Поскольку в нашей жизни наличествуют какой-то покой и отдохновение (так как человек ведь не в силах трудиться непрерывно), то существует некоторая умеренность и при отдыхе. Ведь если ты станешь избегать всякого развлечения, то окажешься неотесанным, если же начнешь хвататься за любой повод для веселья до такой степени, что не будешь оберегать ни своего достоинства, ни своей чести, то ты, как шут, можешь сам вызвать насмешки. Между тем в том случае, если соблюдается умеренность, появляется некая удаленная от этих крайностей добродетель, которая называется обходительностью. Итак, существует три пары пороков, которых необходимо избегать в обществе; а именно, чтобы мы не становились для других людей ни ненавистными противниками, ни угодливыми подхалимами; чтобы мы не завирались, кичась, а также не использовали иронию ради принижения остальных; кроме того, чтобы мы не оказывались неотесанными людьми и шутами.

Справедливость – двойственна. Одна справедливость – [62] coвершенная, и она включает в себя всякую добродетель. Вторая же справедливость является частной и представляет собой соразмерность. Соразмерность же заключается в том, чтобы не предпринимать ничего больше того, что нужно для достижения пользы, и ничего меньше того, иначе возникли бы неудобства».

Здесь он заметил: «Я прошу, чтобы ты еще разъяснил мне это место, хотя бы бегло и кратко. Мне хочется понять (если только я не докучаю тебе этим), почему ты называешь справедливость совершенной добродетелью, Или, может быть, все остальные добродетели, о которых ты рассказывал раньше, несовершенны? Даже смелость, которую ты так украсил словами, не является совершенной? Если же указанные добродетели – совершенны, то я не вполне понимаю, по какой же причине ты приписываешь совершенство ей, а не им?»

Я отвечаю: «Ты, конечно, возражаешь справедливо. Но не все может получить объяснение в этом рассуждении, да еще и попутно освободить от заблуждений. Ведь я уже сказал, что нашей задачей является не глубокое проникновение в проблемы этой науки (в каждую по отдельности), но только то, чтобы мы, подобно наставникам, внесли в нее хоть какую-то приблизительную ясность и понимание. Что же касается того, о чем ты сейчас меня спрашиваешь, а именно, о совершенной добродетели, то ты должен понять следующее: добродетель именуется совершенной в двух значениях. В первом – чтобы противопоставить добродетель врожденным свойствам. Ведь не вызывает сомнения то, что мы приближаемся к справедливости, смелости, умеренности, щедрости, будучи как бы приспособленными к ним от природы. Однако опыт, и привычки, и также сама практика, как мы говорили выше о лошади, таким образом нас настраивают, чтобы в конечном счете то, что было заложено в нас от рождения, стало бы совершенным уже благодаря привычке.

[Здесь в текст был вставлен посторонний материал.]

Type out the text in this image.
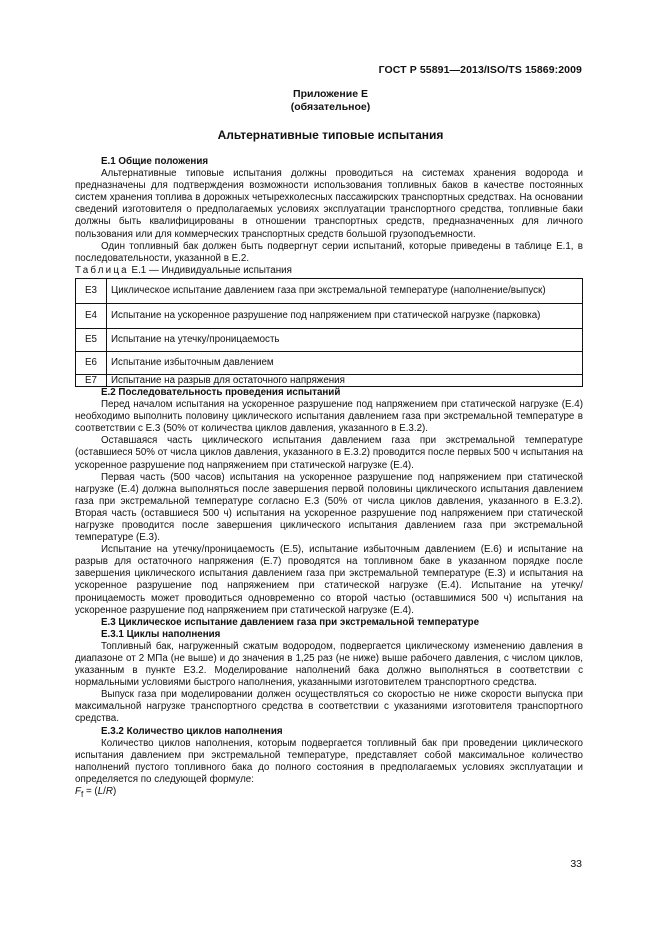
ГОСТ Р 55891—2013/ISO/TS 15869:2009
Приложение Е
(обязательное)
Альтернативные типовые испытания
Е.1 Общие положения

Альтернативные типовые испытания должны проводиться на системах хранения водорода и предназначены для подтверждения возможности использования топливных баков в качестве постоянных систем хранения топлива в дорожных четырехколесных пассажирских транспортных средствах. На основании сведений изготовителя о предполагаемых условиях эксплуатации транспортного средства, топливные баки должны быть квалифицированы в отношении транспортных средств, предназначенных для личного пользования или для коммерческих транспортных средств большой грузоподъемности.

Один топливный бак должен быть подвергнут серии испытаний, которые приведены в таблице Е.1, в последовательности, указанной в Е.2.

Таблица Е.1 — Индивидуальные испытания

Е3	Циклическое испытание давлением газа при экстремальной температуре (наполнение/выпуск)
Е4	Испытание на ускоренное разрушение под напряжением при статической нагрузке (парковка)
Е5	Испытание на утечку/проницаемость
Е6	Испытание избыточным давлением
Е7	Испытание на разрыв для остаточного напряжения
Е.2 Последовательность проведения испытаний

Перед началом испытания на ускоренное разрушение под напряжением при статической нагрузке (Е.4) необходимо выполнить половину циклического испытания давлением газа при экстремальной температуре в соответствии с Е.3 (50% от количества циклов давления, указанного в Е.3.2).

Оставшаяся часть циклического испытания давлением газа при экстремальной температуре (оставшиеся 50% от числа циклов давления, указанного в Е.3.2) проводится после первых 500 ч испытания на ускоренное разрушение под напряжением при статической нагрузке (Е.4).

Первая часть (500 часов) испытания на ускоренное разрушение под напряжением при статической нагрузке (Е.4) должна выполняться после завершения первой половины циклического испытания давлением газа при экстремальной температуре согласно Е.3 (50% от числа циклов давления, указанного в Е.3.2). Вторая часть (оставшиеся 500 ч) испытания на ускоренное разрушение под напряжением при статической нагрузке проводится после завершения циклического испытания давлением газа при экстремальной температуре (Е.3).

Испытание на утечку/проницаемость (Е.5), испытание избыточным давлением (Е.6) и испытание на разрыв для остаточного напряжения (Е.7) проводятся на топливном баке в указанном порядке после завершения циклического испытания давлением газа при экстремальной температуре (Е.3) и испытания на ускоренное разрушение под напряжением при статической нагрузке (Е.4). Испытание на утечку/проницаемость может проводиться одновременно со второй частью (оставшимися 500 ч) испытания на ускоренное разрушение под напряжением при статической нагрузке (Е.4).

Е.3 Циклическое испытание давлением газа при экстремальной температуре
Е.3.1 Циклы наполнения

Топливный бак, нагруженный сжатым водородом, подвергается циклическому изменению давления в диапазоне от 2 МПа (не выше) и до значения в 1,25 раз (не ниже) выше рабочего давления, с числом циклов, указанным в пункте Е3.2. Моделирование наполнений бака должно выполняться в соответствии с нормальными условиями быстрого наполнения, указанными изготовителем транспортного средства.

Выпуск газа при моделировании должен осуществляться со скоростью не ниже скорости выпуска при максимальной нагрузке транспортного средства в соответствии с указаниями изготовителя транспортного средства.

Е.3.2 Количество циклов наполнения

Количество циклов наполнения, которым подвергается топливный бак при проведении циклического испытания давлением при экстремальной температуре, представляет собой максимальное количество наполнений пустого топливного бака до полного состояния в предполагаемых условиях эксплуатации и определяется по следующей формуле:

$F_f = (L/R)$

33
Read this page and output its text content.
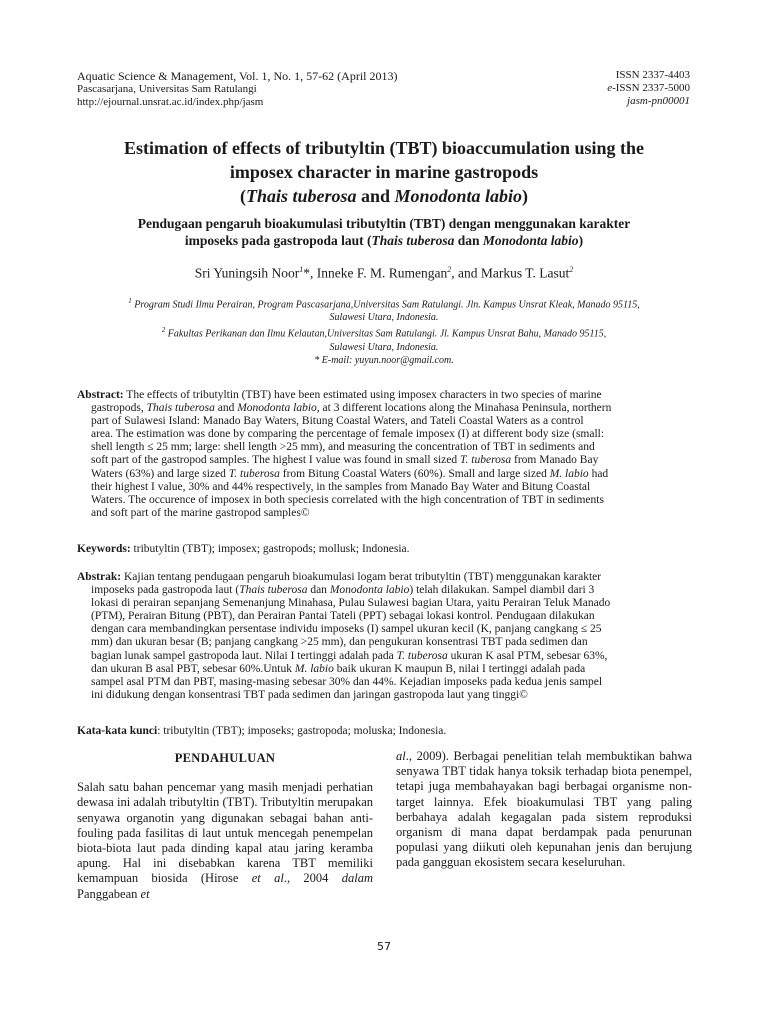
Aquatic Science & Management, Vol. 1, No. 1, 57-62 (April 2013)
Pascasarjana, Universitas Sam Ratulangi
http://ejournal.unsrat.ac.id/index.php/jasm
ISSN 2337-4403
e-ISSN 2337-5000
jasm-pn00001
Estimation of effects of tributyltin (TBT) bioaccumulation using the
imposex character in marine gastropods
(Thais tuberosa and Monodonta labio)
Pendugaan pengaruh bioakumulasi tributyltin (TBT) dengan menggunakan karakter
imposeks pada gastropoda laut (Thais tuberosa dan Monodonta labio)
Sri Yuningsih Noor$^1$*, Inneke F. M. Rumengan$^2$, and Markus T. Lasut$^2$
$^1$ Program Studi Ilmu Perairan, Program Pascasarjana,Universitas Sam Ratulangi. Jln. Kampus Unsrat Kleak, Manado 95115,
Sulawesi Utara, Indonesia.
$^2$ Fakultas Perikanan dan Ilmu Kelautan,Universitas Sam Ratulangi. Jl. Kampus Unsrat Bahu, Manado 95115,
Sulawesi Utara, Indonesia.
* E-mail: yuyun.noor@gmail.com.
Abstract: The effects of tributyltin (TBT) have been estimated using imposex characters in two species of marine
gastropods, Thais tuberosa and Monodonta labio, at 3 different locations along the Minahasa Peninsula, northern
part of Sulawesi Island: Manado Bay Waters, Bitung Coastal Waters, and Tateli Coastal Waters as a control
area. The estimation was done by comparing the percentage of female imposex (I) at different body size (small:
shell length ≤ 25 mm; large: shell length >25 mm), and measuring the concentration of TBT in sediments and
soft part of the gastropod samples. The highest I value was found in small sized T. tuberosa from Manado Bay
Waters (63%) and large sized T. tuberosa from Bitung Coastal Waters (60%). Small and large sized M. labio had
their highest I value, 30% and 44% respectively, in the samples from Manado Bay Water and Bitung Coastal
Waters. The occurence of imposex in both speciesis correlated with the high concentration of TBT in sediments
and soft part of the marine gastropod samples©
Keywords: tributyltin (TBT); imposex; gastropods; mollusk; Indonesia.
Abstrak: Kajian tentang pendugaan pengaruh bioakumulasi logam berat tributyltin (TBT) menggunakan karakter
imposeks pada gastropoda laut (Thais tuberosa dan Monodonta labio) telah dilakukan. Sampel diambil dari 3
lokasi di perairan sepanjang Semenanjung Minahasa, Pulau Sulawesi bagian Utara, yaitu Perairan Teluk Manado
(PTM), Perairan Bitung (PBT), dan Perairan Pantai Tateli (PPT) sebagai lokasi kontrol. Pendugaan dilakukan
dengan cara membandingkan persentase individu imposeks (I) sampel ukuran kecil (K, panjang cangkang ≤ 25
mm) dan ukuran besar (B; panjang cangkang >25 mm), dan pengukuran konsentrasi TBT pada sedimen dan
bagian lunak sampel gastropoda laut. Nilai I tertinggi adalah pada T. tuberosa ukuran K asal PTM, sebesar 63%,
dan ukuran B asal PBT, sebesar 60%.Untuk M. labio baik ukuran K maupun B, nilai I tertinggi adalah pada
sampel asal PTM dan PBT, masing-masing sebesar 30% dan 44%. Kejadian imposeks pada kedua jenis sampel
ini didukung dengan konsentrasi TBT pada sedimen dan jaringan gastropoda laut yang tinggi©
Kata-kata kunci: tributyltin (TBT); imposeks; gastropoda; moluska; Indonesia.
PENDAHULUAN
Salah satu bahan pencemar yang masih menjadi perhatian dewasa ini adalah tributyltin (TBT). Tributyltin merupakan senyawa organotin yang digunakan sebagai bahan anti-fouling pada fasilitas di laut untuk mencegah penempelan biota-biota laut pada dinding kapal atau jaring keramba apung. Hal ini disebabkan karena TBT memiliki kemampuan biosida (Hirose et al., 2004 dalam Panggabean et
al., 2009). Berbagai penelitian telah membuktikan bahwa senyawa TBT tidak hanya toksik terhadap biota penempel, tetapi juga membahayakan bagi berbagai organisme non-target lainnya. Efek bioakumulasi TBT yang paling berbahaya adalah kegagalan pada sistem reproduksi organism di mana dapat berdampak pada penurunan populasi yang diikuti oleh kepunahan jenis dan berujung pada gangguan ekosistem secara keseluruhan.
57
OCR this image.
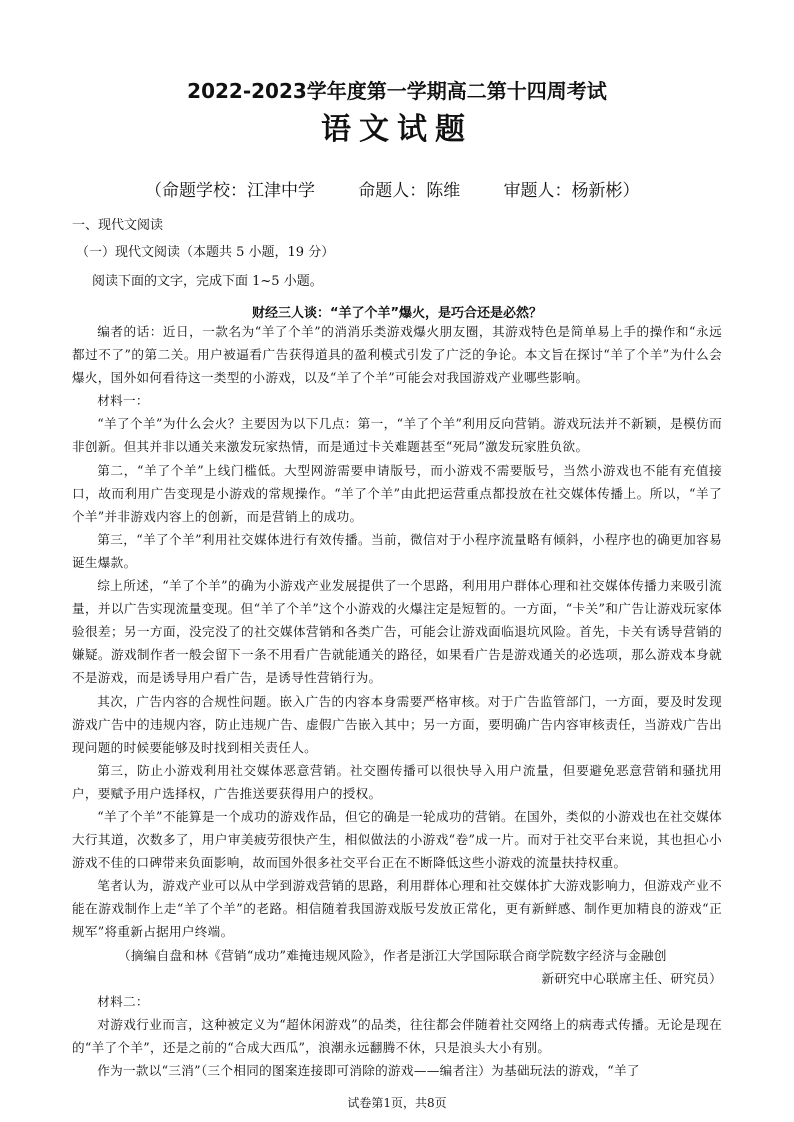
2022-2023学年度第一学期高二第十四周考试
语文试题
（命题学校：江津中学	命题人：陈维	审题人：杨新彬）
一、现代文阅读
（一）现代文阅读（本题共 5 小题，19 分）
阅读下面的文字，完成下面 1~5 小题。
财经三人谈：“羊了个羊”爆火，是巧合还是必然？

编者的话：近日，一款名为“羊了个羊”的消消乐类游戏爆火朋友圈，其游戏特色是简单易上手的操作和“永远都过不了”的第二关。用户被逼看广告获得道具的盈利模式引发了广泛的争论。本文旨在探讨“羊了个羊”为什么会爆火，国外如何看待这一类型的小游戏，以及“羊了个羊”可能会对我国游戏产业哪些影响。

材料一：

“羊了个羊”为什么会火？主要因为以下几点：第一，“羊了个羊”利用反向营销。游戏玩法并不新颖，是模仿而非创新。但其并非以通关来激发玩家热情，而是通过卡关难题甚至“死局”激发玩家胜负欲。

第二，“羊了个羊”上线门槛低。大型网游需要申请版号，而小游戏不需要版号，当然小游戏也不能有充值接口，故而利用广告变现是小游戏的常规操作。“羊了个羊”由此把运营重点都投放在社交媒体传播上。所以，“羊了个羊”并非游戏内容上的创新，而是营销上的成功。

第三，“羊了个羊”利用社交媒体进行有效传播。当前，微信对于小程序流量略有倾斜，小程序也的确更加容易诞生爆款。

综上所述，“羊了个羊”的确为小游戏产业发展提供了一个思路，利用用户群体心理和社交媒体传播力来吸引流量，并以广告实现流量变现。但“羊了个羊”这个小游戏的火爆注定是短暂的。一方面，“卡关”和广告让游戏玩家体验很差；另一方面，没完没了的社交媒体营销和各类广告，可能会让游戏面临退坑风险。首先，卡关有诱导营销的嫌疑。游戏制作者一般会留下一条不用看广告就能通关的路径，如果看广告是游戏通关的必选项，那么游戏本身就不是游戏，而是诱导用户看广告，是诱导性营销行为。

其次，广告内容的合规性问题。嵌入广告的内容本身需要严格审核。对于广告监管部门，一方面，要及时发现游戏广告中的违规内容，防止违规广告、虚假广告嵌入其中；另一方面，要明确广告内容审核责任，当游戏广告出现问题的时候要能够及时找到相关责任人。

第三，防止小游戏利用社交媒体恶意营销。社交圈传播可以很快导入用户流量，但要避免恶意营销和骚扰用户，要赋予用户选择权，广告推送要获得用户的授权。

“羊了个羊”不能算是一个成功的游戏作品，但它的确是一轮成功的营销。在国外，类似的小游戏也在社交媒体大行其道，次数多了，用户审美疲劳很快产生，相似做法的小游戏“卷”成一片。而对于社交平台来说，其也担心小游戏不佳的口碑带来负面影响，故而国外很多社交平台正在不断降低这些小游戏的流量扶持权重。

笔者认为，游戏产业可以从中学到游戏营销的思路，利用群体心理和社交媒体扩大游戏影响力，但游戏产业不能在游戏制作上走“羊了个羊”的老路。相信随着我国游戏版号发放正常化，更有新鲜感、制作更加精良的游戏“正规军”将重新占据用户终端。

（摘编自盘和林《营销“成功”难掩违规风险》，作者是浙江大学国际联合商学院数字经济与金融创
新研究中心联席主任、研究员）

材料二：

对游戏行业而言，这种被定义为“超休闲游戏”的品类，往往都会伴随着社交网络上的病毒式传播。无论是现在的“羊了个羊”，还是之前的“合成大西瓜”，浪潮永远翻腾不休，只是浪头大小有别。

作为一款以“三消”（三个相同的图案连接即可消除的游戏——编者注）为基础玩法的游戏，“羊了

试卷第1页，共8页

Итак, всякая моральная добродетель является совершенной, и все остальные – в не меньшей степени, чем сама справедливость.

В другом же смысле совершенной мы называем ту добродетель, которая заключает в себе всякую другую. Такова справедливость, о которой мы говорили раньше.

Должно существовать некое соблюдение законов, законы же требуют проявления многих добродетелей и запрещают проявления любых пороков. Ведь те добродетели, которые имеют отношение к воздержанности, требуют, чтобы человек не совершал измены, не делал низостей; те, которые имеют отношение к смелости, – чтобы человек не бежал с поля битвы, не покидал своего места в бою, не бросал бы оружия; те, которые касаются кротости, – чтобы не изрыгал ругательства, не дрался бы, не наносил оскорблений; и так во всем, что относится к добродетелям и порокам, – требуются одни и воспрещаются другие. Справедливым является то, что происходит в соответствии с законом. Следовательно, та часть справедливости, которая является стражем и [63] блюстителем законов, всеобщая и относится к использованию всех добродетелей; и она называется совершенной не потому, что включает в себя все добродетели, а потому, что существует словно бы некая завершенная и абсолютная добродетель.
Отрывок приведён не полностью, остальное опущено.